Yeah. That one. I had a little pocket calculator and was working out some sums. I did a couple of figures, and it made this little melody. I thought that was great. It became the melody. I actually put a mic on that pocket calculator. It's all around us, there just to be seized. If you're not tuned in, it's just noise. But the more you tune in, the more you hear it.
What other records have you produced in the last decade or so?
I did Vinsantos' A Light Awake Inside at Tiny Telephone Recording [Tape Op #10] in San Francisco. It's a great place. It's very off-kilter, strange, beautiful, broken, damaged art. He's actually gotten more into visual art. He moved to New Orleans and is selling these box art pieces for quite a lot of money. We'd finished the whole album, and we wanted to do this cover of Syd Barrett's "Golden Hair."
James Joyce's poem [from V]?
Yeah. Syd had just died, so it was a bit of a tribute. We lit a candle for Syd in the vocal booth, and I showed Vin this exercise that an Indian sacred singer had taught me. It's a breathing technique based on the om. I was showing him this thing, and we were doing it together. As I'm doing that, I'm thinking, "This should be on the record!" I said, "Hey, Vin; let's just go in now and record this blind, you and me together." We did it seven times. It's eerie. It's beautiful. He loved it. Another album I produced that I'm really proud of was The Side Effects of Owning Skin for the singer-songwriter Renata Youngblood. She's so talented and has a great way with melody. She really embodies the song. She was very young when we did this, like 25, but she had a maturity that was way beyond her years. I recorded it in L.A. at Swing House Studios. That was a great session. The band was pretty much the same that's played on my last couple of albums, with Dave Raven and Tony Green. That was a great session.

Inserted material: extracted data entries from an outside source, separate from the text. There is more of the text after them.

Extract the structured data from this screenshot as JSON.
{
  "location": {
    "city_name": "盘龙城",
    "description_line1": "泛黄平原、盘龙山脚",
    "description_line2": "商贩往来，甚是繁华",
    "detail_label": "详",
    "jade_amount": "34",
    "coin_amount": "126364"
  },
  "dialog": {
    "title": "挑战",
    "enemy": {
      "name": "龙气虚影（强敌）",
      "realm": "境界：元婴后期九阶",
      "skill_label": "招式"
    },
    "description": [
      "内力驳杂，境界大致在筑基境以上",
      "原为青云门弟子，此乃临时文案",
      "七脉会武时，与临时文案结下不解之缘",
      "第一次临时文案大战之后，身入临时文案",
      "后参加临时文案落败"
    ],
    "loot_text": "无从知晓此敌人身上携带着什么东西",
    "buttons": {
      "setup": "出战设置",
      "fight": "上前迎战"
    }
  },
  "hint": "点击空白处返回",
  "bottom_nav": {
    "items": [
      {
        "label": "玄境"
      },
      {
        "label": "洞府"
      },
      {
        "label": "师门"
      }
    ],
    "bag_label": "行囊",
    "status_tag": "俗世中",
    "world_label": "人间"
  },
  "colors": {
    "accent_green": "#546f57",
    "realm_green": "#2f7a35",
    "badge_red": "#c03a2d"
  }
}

How do projects come your way?
It's usually really random. Renata was down in San Diego and her previous producer had called me up, wanting my opinion of this new artist because he thought she was a star. He'd recorded a couple of tracks, so I went down and met her. I was really taken with her personality. She played me a few things on acoustic guitar, and then they played me the tracks and they were overproduced. As delicately as I could, I made comments. They thanked me, and I didn't see them for a long time. One day I was walking down the street, and I was in a really bad state of mind. I was really broke, and things were not going well. I'm walking down this street at night, and I heard this female voice calling my name. I couldn't see anyone. I was looking around, and then she appeared underneath this streetlamp. "Renata! What are you doing here?" She lived just up the road. She told me that she knew I was right about thinking the old stuff was overproduced. She'd written so many songs and wanted to make a record. We met up and she played me the songs. They blew my mind. I told her we had to make the record, and we did. She was the angel who pulled me back from the abyss.